30. Les demandes de production de documents formulées par les parties plaignantes dans l’espoir de mettre au jour des informations compromettantes ne sont pas plus tolérées par le Tribunal qu’elles ne le sont par les cours. Cela dit, lorsqu’une partie plaignante peut identifier précisément un document dans sa plainte (par exemple parce que le titre de ce document est mentionné dans un autre document qu’il a déjà en sa possession), celui‑ci doit être communiqué par l’institution fédérale. Les objections concernant la pertinence doivent reposer sur des raisons des plus convaincantes; c’est pourquoi de telles objections seront, en principe, rares. Les motifs purement stratégiques ne constituent pas une raison convaincante de s’opposer ou de résister à la production de documents qu’il est facile d’obtenir.
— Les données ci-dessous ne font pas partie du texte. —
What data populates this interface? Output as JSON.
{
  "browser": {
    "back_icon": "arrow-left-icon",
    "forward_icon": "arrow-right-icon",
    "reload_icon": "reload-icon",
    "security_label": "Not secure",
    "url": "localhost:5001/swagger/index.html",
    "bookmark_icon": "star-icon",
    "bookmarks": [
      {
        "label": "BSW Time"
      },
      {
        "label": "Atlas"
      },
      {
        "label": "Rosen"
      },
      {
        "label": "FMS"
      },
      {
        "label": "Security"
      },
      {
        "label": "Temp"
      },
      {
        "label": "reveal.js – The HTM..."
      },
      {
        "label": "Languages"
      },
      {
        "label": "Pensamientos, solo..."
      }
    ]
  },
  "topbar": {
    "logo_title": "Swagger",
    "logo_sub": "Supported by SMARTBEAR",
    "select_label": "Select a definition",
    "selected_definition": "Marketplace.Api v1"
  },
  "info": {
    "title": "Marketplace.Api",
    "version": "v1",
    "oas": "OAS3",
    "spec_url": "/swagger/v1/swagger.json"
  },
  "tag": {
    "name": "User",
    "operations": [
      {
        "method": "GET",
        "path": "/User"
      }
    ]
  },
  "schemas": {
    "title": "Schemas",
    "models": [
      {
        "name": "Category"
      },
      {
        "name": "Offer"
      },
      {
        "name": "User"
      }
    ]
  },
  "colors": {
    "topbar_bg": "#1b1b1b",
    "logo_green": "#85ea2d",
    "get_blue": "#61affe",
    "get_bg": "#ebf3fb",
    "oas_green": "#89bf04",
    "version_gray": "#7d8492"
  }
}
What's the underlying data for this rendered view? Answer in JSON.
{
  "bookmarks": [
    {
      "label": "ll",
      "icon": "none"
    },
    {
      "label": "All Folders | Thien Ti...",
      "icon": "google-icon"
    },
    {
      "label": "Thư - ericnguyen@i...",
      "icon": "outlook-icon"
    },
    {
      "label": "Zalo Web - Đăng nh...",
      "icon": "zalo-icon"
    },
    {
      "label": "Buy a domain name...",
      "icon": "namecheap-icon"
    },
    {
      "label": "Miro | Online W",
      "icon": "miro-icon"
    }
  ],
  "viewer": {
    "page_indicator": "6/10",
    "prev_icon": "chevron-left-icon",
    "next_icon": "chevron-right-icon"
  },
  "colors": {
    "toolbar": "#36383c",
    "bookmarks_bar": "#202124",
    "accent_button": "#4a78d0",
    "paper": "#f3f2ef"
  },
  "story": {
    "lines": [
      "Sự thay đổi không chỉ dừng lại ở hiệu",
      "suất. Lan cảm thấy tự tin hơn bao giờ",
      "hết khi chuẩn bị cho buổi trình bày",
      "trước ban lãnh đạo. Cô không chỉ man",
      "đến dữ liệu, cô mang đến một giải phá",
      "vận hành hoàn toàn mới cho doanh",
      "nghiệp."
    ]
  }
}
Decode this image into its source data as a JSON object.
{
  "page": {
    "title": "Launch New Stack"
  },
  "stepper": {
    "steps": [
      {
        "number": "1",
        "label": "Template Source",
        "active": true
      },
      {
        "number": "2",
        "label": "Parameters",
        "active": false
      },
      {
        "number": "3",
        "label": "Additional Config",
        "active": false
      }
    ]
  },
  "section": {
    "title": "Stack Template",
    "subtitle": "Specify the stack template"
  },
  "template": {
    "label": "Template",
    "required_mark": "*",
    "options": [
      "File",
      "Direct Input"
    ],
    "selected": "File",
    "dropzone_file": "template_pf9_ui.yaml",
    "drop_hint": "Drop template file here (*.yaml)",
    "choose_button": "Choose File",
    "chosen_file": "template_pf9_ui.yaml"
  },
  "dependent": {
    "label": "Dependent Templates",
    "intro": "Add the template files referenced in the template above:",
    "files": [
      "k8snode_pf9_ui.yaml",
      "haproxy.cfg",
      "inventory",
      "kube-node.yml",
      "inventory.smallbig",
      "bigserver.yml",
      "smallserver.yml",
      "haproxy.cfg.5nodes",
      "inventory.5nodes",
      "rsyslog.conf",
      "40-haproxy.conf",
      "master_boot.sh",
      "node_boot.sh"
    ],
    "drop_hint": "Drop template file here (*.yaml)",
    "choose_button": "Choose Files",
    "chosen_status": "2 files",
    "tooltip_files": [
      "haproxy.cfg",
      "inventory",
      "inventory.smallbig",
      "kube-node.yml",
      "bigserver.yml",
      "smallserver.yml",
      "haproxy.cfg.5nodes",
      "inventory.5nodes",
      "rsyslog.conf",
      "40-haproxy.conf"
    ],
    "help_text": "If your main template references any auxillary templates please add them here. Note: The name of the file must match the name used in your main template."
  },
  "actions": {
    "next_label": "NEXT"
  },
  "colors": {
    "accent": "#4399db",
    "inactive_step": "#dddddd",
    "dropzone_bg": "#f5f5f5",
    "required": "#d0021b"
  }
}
  1. Méridien affirme que les renseignements dont elle demande la production sont identifiés précisément, que le gouvernement les a en sa possession et que leur production ne serait pas onéreuse pour TPSGC, de sorte qu’ils doivent être produits.

ANALYSE DU TRIBUNAL

  1. Comme le soutient TPSGC, le Tribunal a déjà conclu auparavant que, en l’absence d’allégation de partialité, les évaluations des autres soumissionnaires ne sont pas pertinentes pour une plainte lorsque les soumissions sont évaluées en fonction des critères énoncés dans la DP et non les unes par rapport aux autres[6].
  2. Méridien n’allègue pas que TPSGC a évalué sa soumission avec partialité, ni n’a produit d’élément de preuve établissant la partialité. En outre, dans les documents présentés au Tribunal, rien n’indique que la soumission de Méridien a été évaluée par rapport au contenu des autres soumissions plutôt qu’en fonction des critères énoncés dans la DP. Les documents demandés ne sont donc pas pertinents pour l’évaluation de la plainte déposée par Méridien.
  3. L’argument de Méridien selon lequel la divulgation des renseignements fournis par les soumissionnaires ayant satisfait au CTO6 éclairera l’interprétation faite par TPSGC du terme « ingénieur naval principal » suppose que TPSGC a interprété et appliqué le terme « ingénieur naval principal » différemment dans l’évaluation de Méridien et dans l’évaluation des autres soumissionnaires, d’après l’affirmation de Méridien voulant que d’autres candidats potentiels aient eu très peu d’occasions d’obtenir l’expérience requise pendant la période précisée. L’argument de Méridien repose entièrement sur des hypothèses. Le Tribunal n’ordonnera pas la production de documents sur ce fondement.
  4. Enfin, Méridien souhaite se fonder sur la décision rendue récemment par le Tribunal dans Pomerleau pour étayer sa position selon laquelle les documents doivent être produits parce qu’ils sont identifiés précisément, que le gouvernement les a en sa possession et que leur production ne serait pas onéreuse pour TPSGC. L’argument de Méridien donne à penser que Pomerleau repose sur le principe que les institutions fédérales ne doivent pas s’opposer à la divulgation pour des raisons de pertinence lorsque les documents demandés respectent ces critères.
  5. Toutefois, les faits de la présente affaire sont bien différents de ceux exposés dans Pomerleau. Dans Pomerleau, l’institution fédérale avait omis de divulguer, pour des raisons purement tactiques, des documents qui étaient nettement pertinents pour une question de compétence qui avait été soulevée. Ce n’est pas le cas en l’espèce. De plus, le Tribunal fait une mise en garde : Pomerleau ne doit pas être interprétée comme si elle permettait la présentation de demandes de documents ou de renseignements qui ne jettent pas d’éclairage sur les motifs de la plainte en limitant la capacité de l’institution fédérale de s’opposer à la divulgation pour des raisons de pertinence.
 

[1].      L.R.C. (1985), ch. 47 (4e suppl.).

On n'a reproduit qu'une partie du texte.